Just an FYI. I was led to https://github.com/adamslc/Citations.jl to put citations in docstrings. It needed some love so I did a very basic pull request that makes it so that it loads now. However, if this is something we intend to use to support bib files someone who knows more about text parsing and the documenter system should probably take a look at it.

1 Like
  • codemeta.json is the standard name (codemeta/codemeta#81)
  • the possible fields are listed here: The CodeMeta Project
  • it’s a JSON file.
  • Essentially doi2bib(JSON.parse(String(read("codemeta.json")))["citation"]) using the doi2bib function I posted above, at least in the minimal case of a single citation given by a DOI, although technically the citation field is a URL so you’d need split out the part after http://dx.doi.org/ first … you could also support other kinds of URLs as I mentioned above. (The citation field can also be an array.)

I agree that their documentation is abysmal, though.

7 Likes

I added an example to one of my packages: Econometrics.jl I used the Software Heritage tool to build it.

GitHub now uses CITATION.cff (since 5 days ago)
https://docs.github.com/en/github/creating-cloning-and-archiving-repositories/creating-a-repository-on-github/about-citation-files#about-citation-files

Announced today https://twitter.com/natfriedman/status/1420122675813441540

9 Likes

Ideally we provide some barebones support for this and bib. It’s likely to have momentum with a big player like GitHub backing it, but it also is hard for me (and perhaps others) to see why GitHub is the entity that decides the best citation format.

Frankly, if the majority of software authors happened to converge on any reasonably sane format, I would not care much about who made the decision, whether it is the “best” format, or which one it actually is.

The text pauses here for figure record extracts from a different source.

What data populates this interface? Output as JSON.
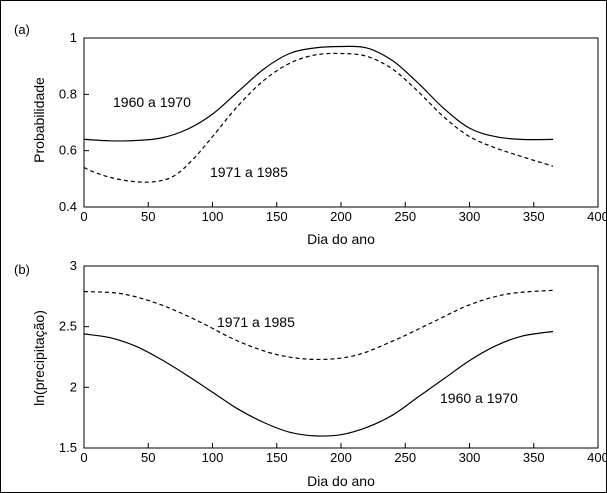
{
  "chart_data": [
    {
      "type": "line",
      "panel_label": "(a)",
      "xlabel": "Dia do ano",
      "ylabel": "Probabilidade",
      "xlim": [
        0,
        400
      ],
      "ylim": [
        0.4,
        1
      ],
      "xticks": [
        "0",
        "50",
        "100",
        "150",
        "200",
        "250",
        "300",
        "350",
        "400"
      ],
      "yticks": [
        "0.4",
        "0.6",
        "0.8",
        "1"
      ],
      "grid": false,
      "series": [
        {
          "name": "1960 a 1970",
          "style": "solid",
          "x": [
            0,
            20,
            40,
            60,
            80,
            100,
            120,
            140,
            160,
            180,
            200,
            220,
            240,
            260,
            280,
            300,
            320,
            340,
            365
          ],
          "y": [
            0.64,
            0.635,
            0.636,
            0.645,
            0.675,
            0.73,
            0.81,
            0.89,
            0.945,
            0.965,
            0.97,
            0.965,
            0.92,
            0.84,
            0.75,
            0.68,
            0.65,
            0.64,
            0.64
          ]
        },
        {
          "name": "1971 a 1985",
          "style": "dashed",
          "x": [
            0,
            10,
            25,
            40,
            55,
            70,
            85,
            100,
            120,
            140,
            160,
            180,
            200,
            220,
            240,
            260,
            280,
            300,
            320,
            340,
            365
          ],
          "y": [
            0.54,
            0.52,
            0.5,
            0.49,
            0.49,
            0.51,
            0.57,
            0.65,
            0.76,
            0.85,
            0.91,
            0.94,
            0.945,
            0.935,
            0.89,
            0.81,
            0.72,
            0.65,
            0.61,
            0.58,
            0.545
          ]
        }
      ]
    },
    {
      "type": "line",
      "panel_label": "(b)",
      "xlabel": "Dia do ano",
      "ylabel": "ln(precipitação)",
      "xlim": [
        0,
        400
      ],
      "ylim": [
        1.5,
        3
      ],
      "xticks": [
        "0",
        "50",
        "100",
        "150",
        "200",
        "250",
        "300",
        "350",
        "400"
      ],
      "yticks": [
        "1.5",
        "2",
        "2.5",
        "3"
      ],
      "grid": false,
      "series": [
        {
          "name": "1971 a 1985",
          "style": "dashed",
          "x": [
            0,
            30,
            60,
            90,
            120,
            150,
            180,
            210,
            240,
            270,
            300,
            330,
            365
          ],
          "y": [
            2.79,
            2.77,
            2.68,
            2.54,
            2.38,
            2.27,
            2.23,
            2.26,
            2.38,
            2.53,
            2.68,
            2.77,
            2.8
          ]
        },
        {
          "name": "1960 a 1970",
          "style": "solid",
          "x": [
            0,
            20,
            40,
            60,
            80,
            100,
            120,
            140,
            160,
            180,
            200,
            220,
            240,
            260,
            280,
            300,
            320,
            340,
            365
          ],
          "y": [
            2.44,
            2.41,
            2.34,
            2.23,
            2.1,
            1.96,
            1.82,
            1.71,
            1.63,
            1.6,
            1.61,
            1.67,
            1.77,
            1.92,
            2.07,
            2.22,
            2.34,
            2.42,
            2.46
          ]
        }
      ]
    }
  ]
}
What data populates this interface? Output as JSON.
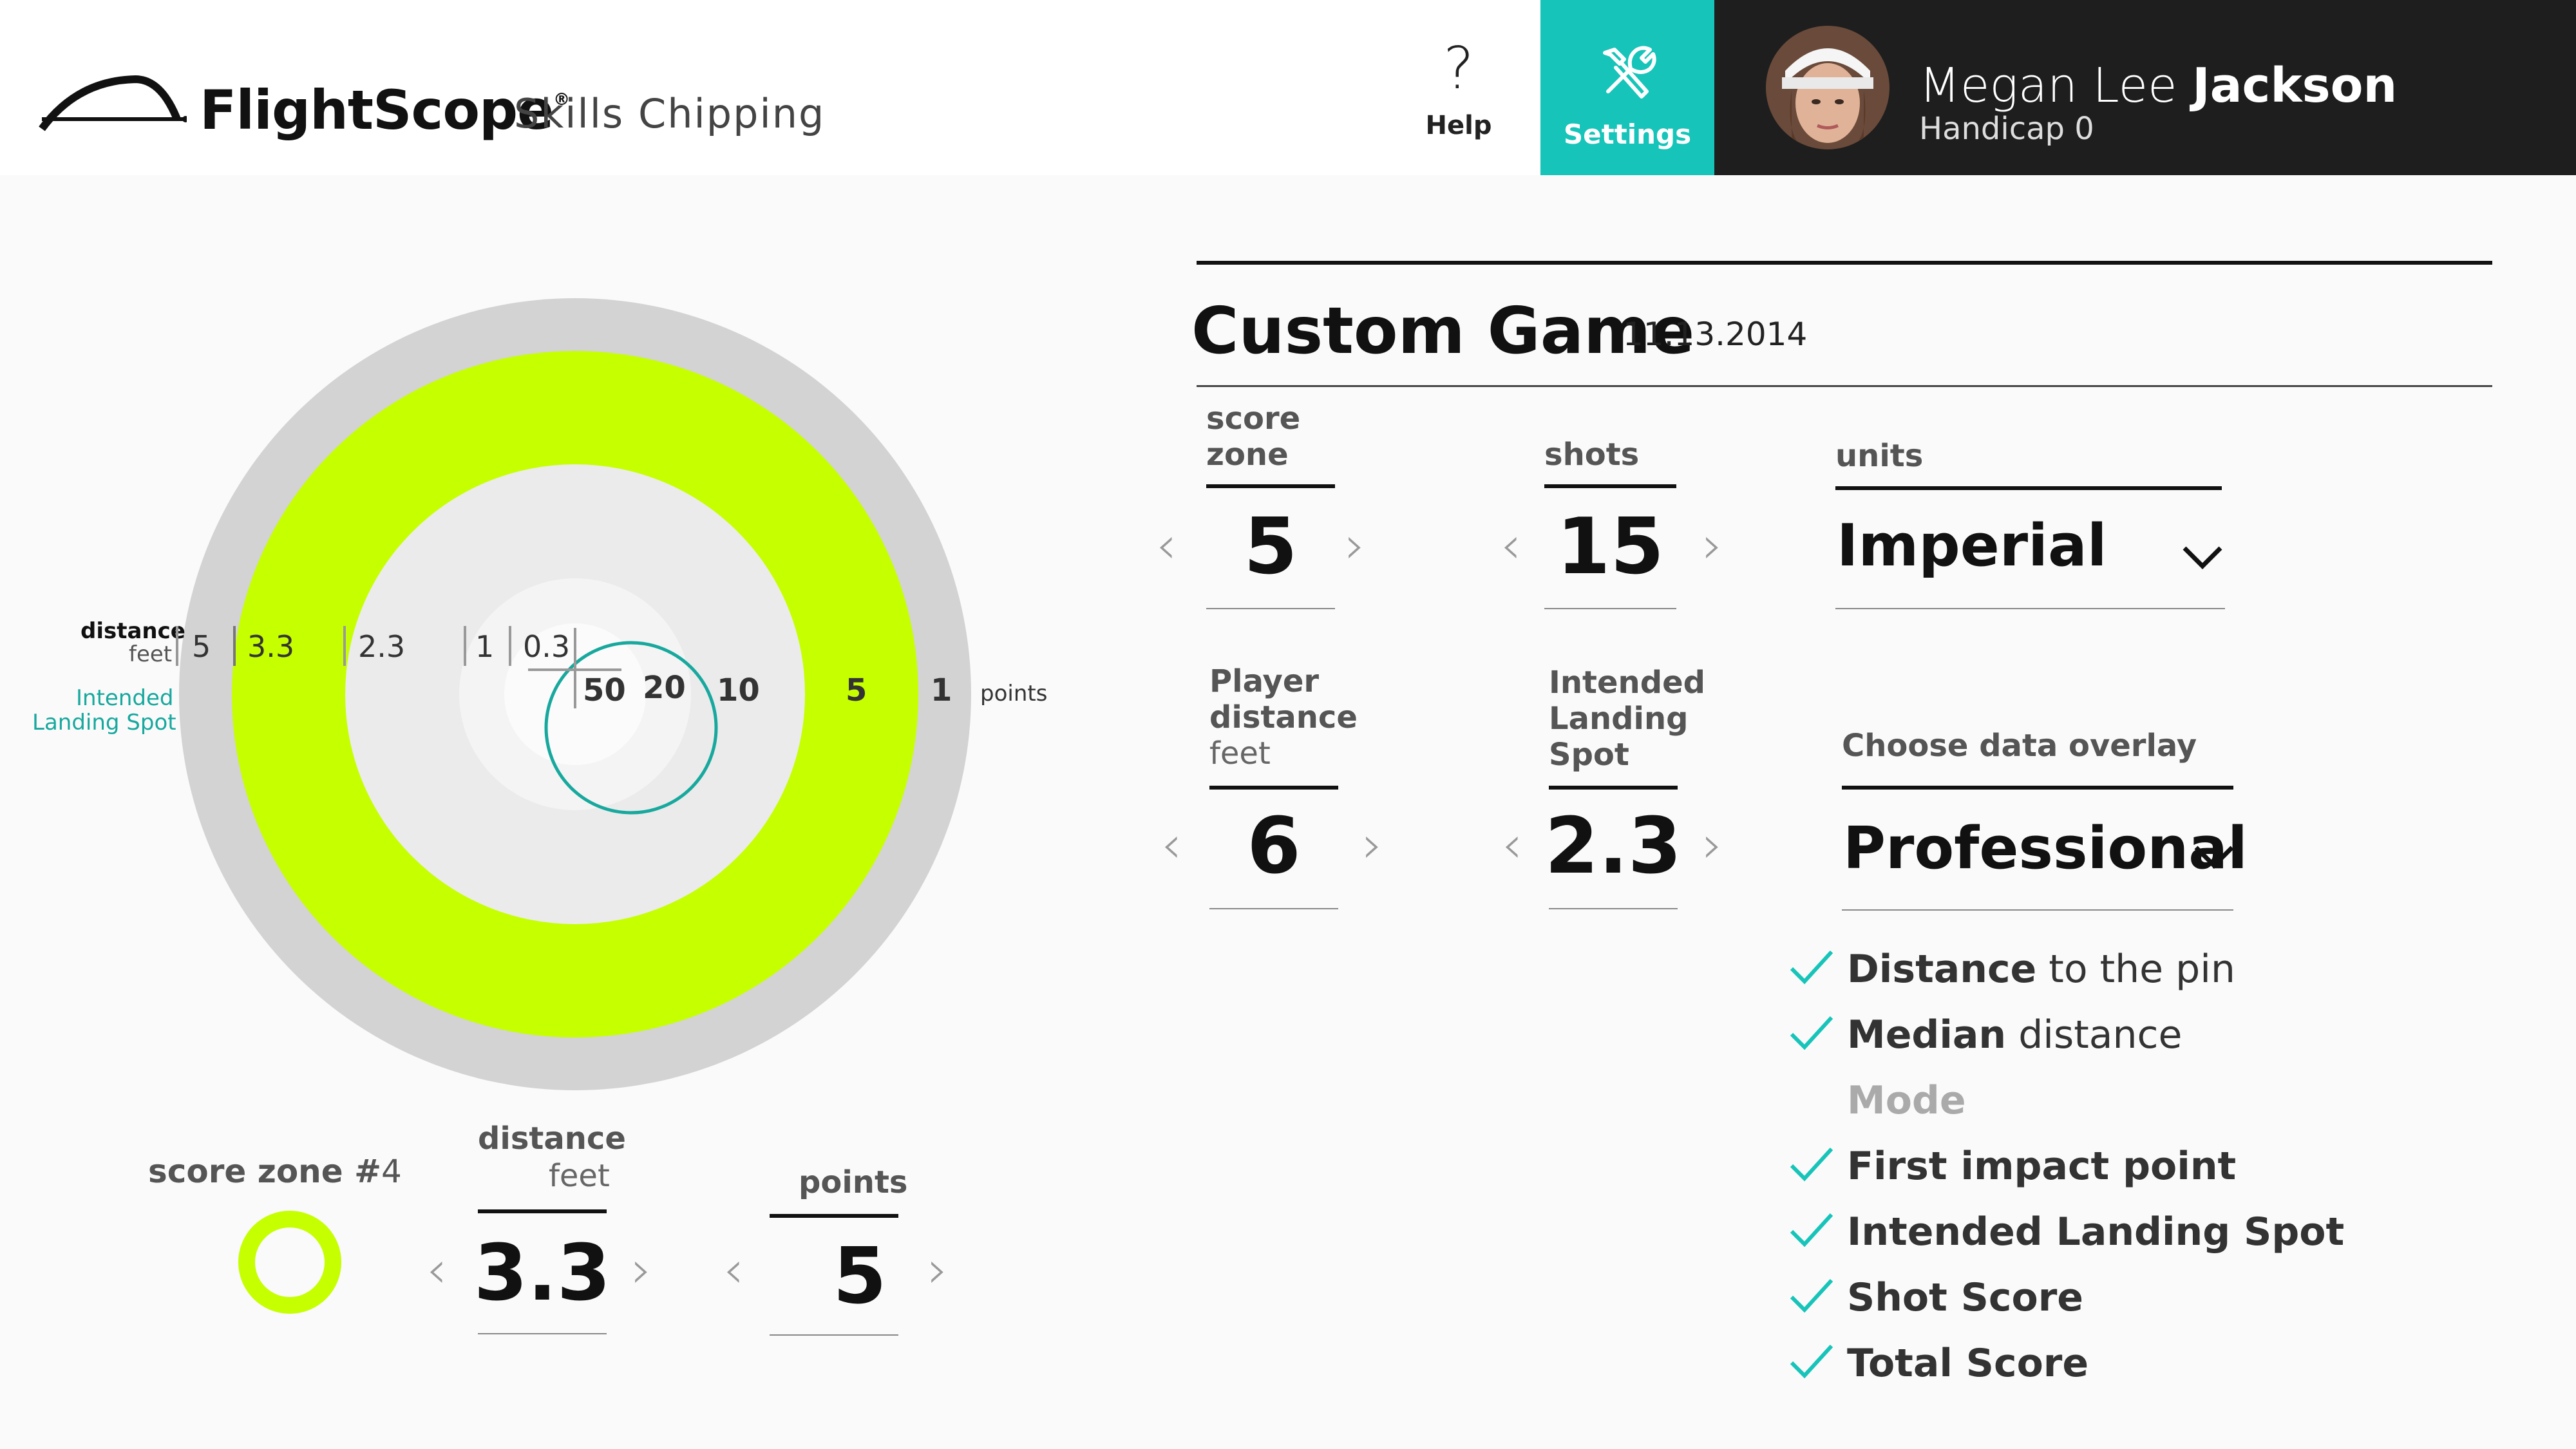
{
  "header": {
    "brand": "FlightScope",
    "brand_mark": "®",
    "app_title": "Skills Chipping",
    "help": {
      "icon": "question-mark-icon",
      "label": "Help"
    },
    "settings": {
      "icon": "tools-icon",
      "label": "Settings"
    }
  },
  "user": {
    "first_names": "Megan Lee",
    "last_name": "Jackson",
    "handicap": "Handicap 0"
  },
  "target": {
    "distance_label": "distance",
    "distance_unit": "feet",
    "landing_label_line1": "Intended",
    "landing_label_line2": "Landing Spot",
    "distances": [
      "5",
      "3.3",
      "2.3",
      "1",
      "0.3"
    ],
    "points": [
      "50",
      "20",
      "10",
      "5",
      "1"
    ],
    "points_label": "points",
    "colors": {
      "outer": "#d3d3d3",
      "zone4": "#c5ff00",
      "inner": "#ebebeb",
      "accent": "#17a89e"
    }
  },
  "game": {
    "title": "Custom Game",
    "date": "11.13.2014",
    "score_zone": {
      "label1": "score",
      "label2": "zone",
      "value": "5"
    },
    "shots": {
      "label": "shots",
      "value": "15"
    },
    "units": {
      "label": "units",
      "value": "Imperial"
    },
    "player_distance": {
      "label1": "Player",
      "label2": "distance",
      "unit": "feet",
      "value": "6"
    },
    "landing_spot": {
      "label1": "Intended",
      "label2": "Landing",
      "label3": "Spot",
      "value": "2.3"
    },
    "overlay": {
      "label": "Choose data overlay",
      "value": "Professional"
    }
  },
  "overlay_options": [
    {
      "bold": "Distance",
      "rest": " to the pin",
      "checked": true
    },
    {
      "bold": "Median",
      "rest": " distance",
      "checked": true
    },
    {
      "bold": "Mode",
      "rest": "",
      "checked": false
    },
    {
      "bold": "First impact point",
      "rest": "",
      "checked": true
    },
    {
      "bold": "Intended Landing Spot",
      "rest": "",
      "checked": true
    },
    {
      "bold": "Shot Score",
      "rest": "",
      "checked": true
    },
    {
      "bold": "Total Score",
      "rest": "",
      "checked": true
    }
  ],
  "zone_editor": {
    "label": "score zone #",
    "number": "4",
    "distance_label": "distance",
    "distance_unit": "feet",
    "distance_value": "3.3",
    "points_label": "points",
    "points_value": "5"
  }
}
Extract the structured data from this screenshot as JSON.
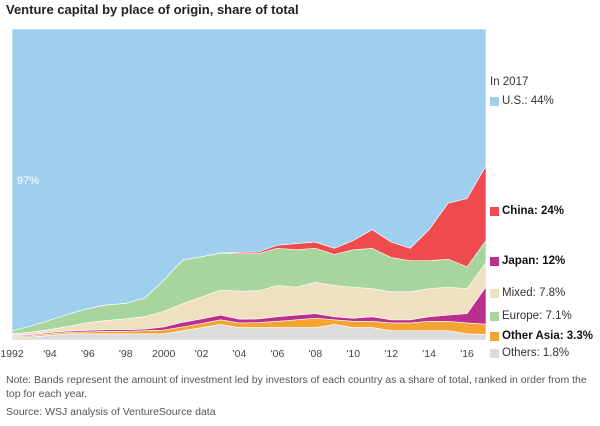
{
  "chart_data": {
    "type": "area",
    "title": "Venture capital by place of origin, share of total",
    "legend_title": "In 2017",
    "x_ticks": [
      "1992",
      "'94",
      "'96",
      "'98",
      "2000",
      "'02",
      "'04",
      "'06",
      "'08",
      "'10",
      "'12",
      "'14",
      "'16"
    ],
    "annotation": "97%",
    "x": [
      1992,
      1993,
      1994,
      1995,
      1996,
      1997,
      1998,
      1999,
      2000,
      2001,
      2002,
      2003,
      2004,
      2005,
      2006,
      2007,
      2008,
      2009,
      2010,
      2011,
      2012,
      2013,
      2014,
      2015,
      2016,
      2017
    ],
    "series": [
      {
        "name": "Others",
        "label": "Others: 1.8%",
        "color": "#dcdcdc",
        "values": [
          1.0,
          1.0,
          1.5,
          2.0,
          2.0,
          2.0,
          2.0,
          2.0,
          2.0,
          3.0,
          4.0,
          5.0,
          4.0,
          4.0,
          4.0,
          4.0,
          4.0,
          5.0,
          4.0,
          4.0,
          3.0,
          3.0,
          3.0,
          3.0,
          2.0,
          1.8
        ]
      },
      {
        "name": "Other Asia",
        "label": "Other Asia: 3.3%",
        "color": "#f5a431",
        "values": [
          0.3,
          0.4,
          0.5,
          0.5,
          0.6,
          0.8,
          0.8,
          1.0,
          1.2,
          1.2,
          1.3,
          1.5,
          1.5,
          1.6,
          2.0,
          2.5,
          3.0,
          1.5,
          2.0,
          2.0,
          2.5,
          2.5,
          3.0,
          3.0,
          3.5,
          3.3
        ]
      },
      {
        "name": "Japan",
        "label": "Japan: 12%",
        "color": "#b82f8e",
        "values": [
          0.3,
          0.3,
          0.4,
          0.4,
          0.5,
          0.5,
          0.5,
          0.5,
          1.0,
          1.5,
          1.5,
          1.5,
          1.2,
          1.2,
          1.5,
          1.5,
          1.5,
          1.0,
          1.0,
          1.5,
          1.0,
          1.0,
          1.5,
          2.0,
          3.0,
          12.0
        ]
      },
      {
        "name": "Mixed",
        "label": "Mixed: 7.8%",
        "color": "#efe0c2",
        "values": [
          0.4,
          0.8,
          1.0,
          1.5,
          2.5,
          3.0,
          3.5,
          4.0,
          5.0,
          6.0,
          7.0,
          8.0,
          9.0,
          9.0,
          10.0,
          9.0,
          10.0,
          10.0,
          10.0,
          9.0,
          9.0,
          9.0,
          9.0,
          9.0,
          8.0,
          7.8
        ]
      },
      {
        "name": "Europe",
        "label": "Europe: 7.1%",
        "color": "#a8d49e",
        "values": [
          1.0,
          2.0,
          3.0,
          4.0,
          4.5,
          5.0,
          5.0,
          6.0,
          10.0,
          14.0,
          13.0,
          12.0,
          12.0,
          12.0,
          12.0,
          12.0,
          11.0,
          10.0,
          12.0,
          13.0,
          11.0,
          10.0,
          9.0,
          9.0,
          7.0,
          7.1
        ]
      },
      {
        "name": "China",
        "label": "China: 24%",
        "color": "#ef4b4f",
        "values": [
          0.0,
          0.0,
          0.0,
          0.0,
          0.0,
          0.0,
          0.0,
          0.0,
          0.0,
          0.0,
          0.0,
          0.0,
          0.5,
          0.5,
          1.0,
          2.0,
          2.0,
          2.0,
          3.0,
          6.0,
          5.0,
          4.0,
          10.0,
          18.0,
          22.0,
          24.0
        ]
      },
      {
        "name": "U.S.",
        "label": "U.S.: 44%",
        "color": "#9fcfee",
        "values": [
          97.0,
          95.5,
          93.6,
          91.6,
          89.9,
          88.7,
          88.2,
          86.5,
          80.8,
          74.3,
          73.2,
          72.0,
          71.8,
          71.7,
          69.5,
          69.0,
          68.5,
          70.5,
          68.0,
          64.5,
          68.5,
          70.5,
          64.5,
          56.0,
          54.5,
          44.0
        ]
      }
    ]
  },
  "note": "Note: Bands represent the amount of investment led by investors of each country as a share of total, ranked in order from the top for each year.",
  "source": "Source: WSJ analysis of VentureSource data"
}
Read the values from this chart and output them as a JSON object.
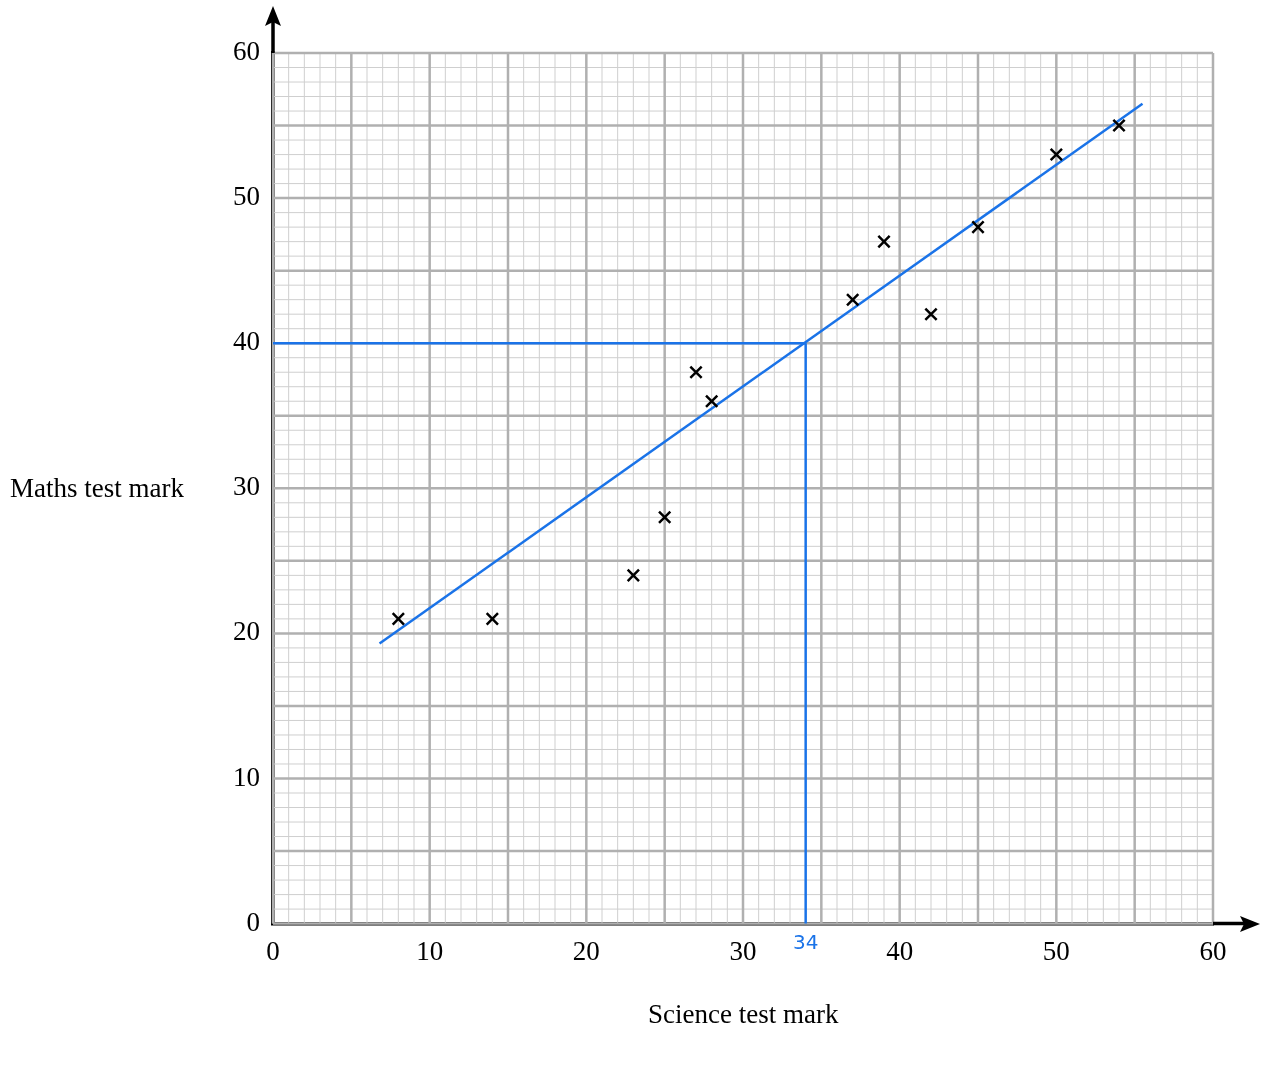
{
  "chart_data": {
    "type": "scatter",
    "xlabel": "Science test mark",
    "ylabel": "Maths test mark",
    "xlim": [
      0,
      60
    ],
    "ylim": [
      0,
      60
    ],
    "xticks": [
      0,
      10,
      20,
      30,
      40,
      50,
      60
    ],
    "yticks": [
      0,
      10,
      20,
      30,
      40,
      50,
      60
    ],
    "grid": true,
    "legend": false,
    "series": [
      {
        "marker": "cross",
        "color": "#000000",
        "x": [
          8,
          14,
          23,
          25,
          27,
          28,
          37,
          39,
          42,
          45,
          50,
          54
        ],
        "values": [
          21,
          21,
          24,
          28,
          38,
          36,
          43,
          47,
          42,
          48,
          53,
          55
        ]
      },
      {
        "type": "line",
        "marker": "none",
        "color": "#1a73e8",
        "x": [
          6.8,
          55.5
        ],
        "values": [
          19.3,
          56.5
        ]
      }
    ],
    "ref_lines": [
      {
        "axis": "x",
        "value": 34,
        "label": "34",
        "color": "#1a73e8"
      },
      {
        "axis": "y",
        "value": 40,
        "color": "#1a73e8"
      }
    ]
  }
}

FWIW CFF seem OK, Github is a major player, and they invested a bit in the tooling… so hopefully everyone will follow their move and we can finally cite software conveniently (and be cited, which a lot of Julia package authors care about).

4 Likes

Zenodo followed suit:

5 Likes

I just think it’s odd that after billions of dollars in academic publishing fees Github is the one to decide on this. Certainly citation is important in other areas of work, but that’s where citations → income. I guess I anticipated developers being more bothered that Microsoft is making the calls here, but I don’t personally care all that much. Ultimately, I agree with what you said:

1 Like

In the format showdown between BibTeX code and YAML files I’m not sure which is worse but I agree that it’s good that someone just pick something and it doesn’t really matter who as long as there’s some kind of agreement. So CFF seems fine.

8 Likes

I am looking forward to the day when papers have a “software used” section (should not be mixed with the bibliography IMO), that one can just autogenerate from the Project.toml of the code written for the paper.

13 Likes

Huh? Students, grants, endowment and donations → income… citations don’t create any money whatsoever…

I assume it is taking the long view.
Get more citations, get promoted, get paid more etc etc

1 Like

Ah you mean more income for the academic. Generally, getting promoted / raises is based on things that bring in more income to the uni: grants. Highly cited papers might help build a case for promotion, but it’s not the main thing, and not clear if highly cited software is recognised in the same way

2 Likes

You mean like:

https://github.com/SebastianM-C/PkgCite.jl

9 Likes

Yes, exactly. Thanks, I did not know about that package!